Perché Prodi è «sbalordito» dalle primarie del Pd: i consigli del professore a Elly Schlein

Secondo l’ex premier la vittoria ci poteva stare, la partecipazione è stata eccezionale

Il professor Romano Prodi è rimasto «sbalordito» dalle primarie del Partito Democratico. Ma non per la vittoria di Elly Schlein. Per la partecipazione al voto: «Oltre un milione di persone, che se paragonate a quanti sono stati i votanti del Pd alle ultime Politiche, sono un dato eccezionale. A riconferma del fatto che il Pd è rimasto l’unico vero partito in Italia. Nessuno degli altri sarebbe mai in grado di mobilitare così tante persone. Neppure online». Secondo l’ex premier poi il risultato «ci poteva stare, si è capito, a ridosso del voto, che qualcosa si stava muovendo. Forse il desiderio di cambiamento era più profondo di quel che sembrava, ma ci sarà tempo per fare analisi, ora bisogna guardare alla realtà e al mandato che Schlein ha ricevuto». Ma nell’intervista rilasciata a Giovanni Egidio per Repubblica Prodi dice che l’obiettivo più importante ora allargare al partito invece che pensare alle alleanze.


La partecipazione al voto

Il Pd targato Schlein «avrà lo stesso problema che avrebbe avuto se avesse vinto Bonaccini: aprirsi ai riformismi. Direi meglio, riformare i riformismi. Lo so che ora tutti guardano alle alleanze, ma è una lettura poco interessante, al momento. Ora per il Pd si tratta invece di coinvolgere tutte le intelligenze che corrono per il Paese, dall’associazionismo alle Ong, dai diversi sindacati alle imprese, per coinvolgerli in un progetto di rilancio». Mentre di alleanze si potrà discutere «solo quando avrai capito bene chi sei potrai decidere a chi chiedere di condividere un progetto. Anche l’Ulivo, esperienza da tempo conclusa, nacque così. Non andando a chiedere ai partiti, ma andando a risvegliare il riformismo che c’era, anche allora inascoltato, nel Paese». La mancata alleanza tra Calenda e Letta però ha portato a un vittoria più rotonda del centrodestra. Ma per il prof «i mass media si divisero in due metà: la prima a lodare Giorgia Meloni e la seconda a maledire Letta. La genuflessione al potente e la ricerca del capro espiatorio sono caratteristiche della nostra tradizione».

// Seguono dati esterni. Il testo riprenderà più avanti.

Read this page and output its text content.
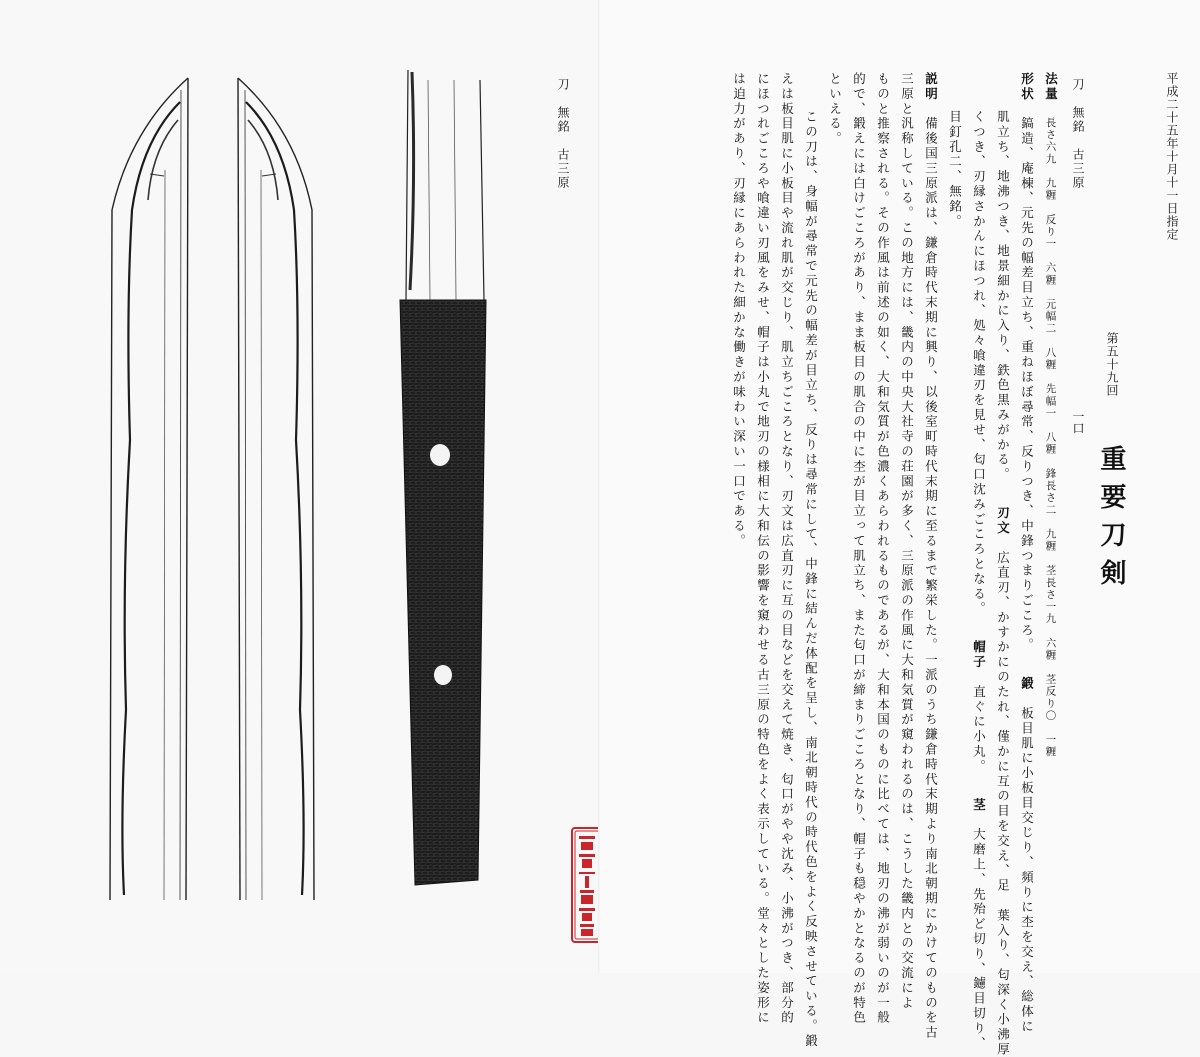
刀　無銘　古三原	平成二十五年十月十一日指定
第五十九回
重要刀剣
刀　無銘　古三原
一口
法量　長さ六九　九糎　反り一　六糎　元幅二　八糎　先幅一　八糎　鋒長さ二　九糎　茎長さ一九　六糎　茎反り〇　一糎
形状　鎬造、庵棟、元先の幅差目立ち、重ねほぼ尋常、反りつき、中鋒つまりごころ。　　鍛　板目肌に小板目交じり、頻りに杢を交え、総体に
肌立ち、地沸つき、地景細かに入り、鉄色黒みがかる。　　刃文　広直刃、かすかにのたれ、僅かに互の目を交え、足　葉入り、匂深く小沸厚
くつき、刃縁さかんにほつれ、処々喰違刃を見せ、匂口沈みごころとなる。　　帽子　直ぐに小丸。　　茎　大磨上、先殆ど切り、鑢目切り、
目釘孔二、無銘。
説明　備後国三原派は、鎌倉時代末期に興り、以後室町時代末期に至るまで繁栄した。一派のうち鎌倉時代末期より南北朝期にかけてのものを古
三原と汎称している。この地方には、畿内の中央大社寺の荘園が多く、三原派の作風に大和気質が窺われるのは、こうした畿内との交流によ
ものと推察される。その作風は前述の如く、大和気質が色濃くあらわれるものであるが、大和本国のものに比べては、地刃の沸が弱いのが一般
的で、鍛えには白けごころがあり、まま板目の肌合の中に杢が目立って肌立ち、また匂口が締まりごころとなり、帽子も穏やかとなるのが特色
といえる。
この刀は、身幅が尋常で元先の幅差が目立ち、反りは尋常にして、中鋒に結んだ体配を呈し、南北朝時代の時代色をよく反映させている。鍛
えは板目肌に小板目や流れ肌が交じり、肌立ちごころとなり、刃文は広直刃に互の目などを交えて焼き、匂口がやや沈み、小沸がつき、部分的
にほつれごころや喰違い刃風をみせ、帽子は小丸で地刃の様相に大和伝の影響を窺わせる古三原の特色をよく表示している。堂々とした姿形に
は迫力があり、刃縁にあらわれた細かな働きが味わい深い一口である。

Schlein e Meloni, vite parallele

Per Prodi le condizioni che hanno portato alla vittoria di Schlein alle primarie sono «le stesse che hanno portato al grande successo di Meloni. Voglia di cambiamento, di volti nuovi, di nuove avventure. Qualcuno alla vigilia aveva descritto Bonaccini come usato sicuro, e io penso fosse un complimento. So chi è, mi fido di lui, so cosa potrà fare. Schlein invece era il nuovo rischioso, perché il nuovo, insieme alle speranze, porta sempre qualche rischio». Secondo l’ex premier poi non è stato un errore aver riconosciuto, come ha fatto Bonaccini, le capacità di Meloni: «Ma chi potrebbe definire Meloni un’incapace? Il problema della premier è un altro, cioè riuscire a governare. E questo problema è già evidente. Ho sentito il ministro Piantedosi dire che l’unica soluzione sui migranti è che restino a casa loro. Mi ha ricordato chi, durante il Covid, diceva che ne morivano tanti in ospedale e quindi era meglio lasciarli a casa… Fare opposizione a questo governo non sarà poi così difficile».

Il consiglio

Infine, arriva il consiglio: «Con un linguaggio un po’ cattolico le direi che nei suoi confronti c’è stato un grande atto di fede, ora sta a lei scrivere e predicare il credo» Mentre se si vuole vincere bisogna «parlare con tutti gli interlocutori possibili. Questo è necessario, ma sapendo bene cosa si vuole e cosa si è. Cioè avendo definito bene il perimetro del Pd che verrà e la società mobile che saprà portarsi dietro. Senza alleanze non si va da nessuna parte, ma sono l’ultimo tassello. Prima vengono i contenuti. È di questi che c’è bisogno».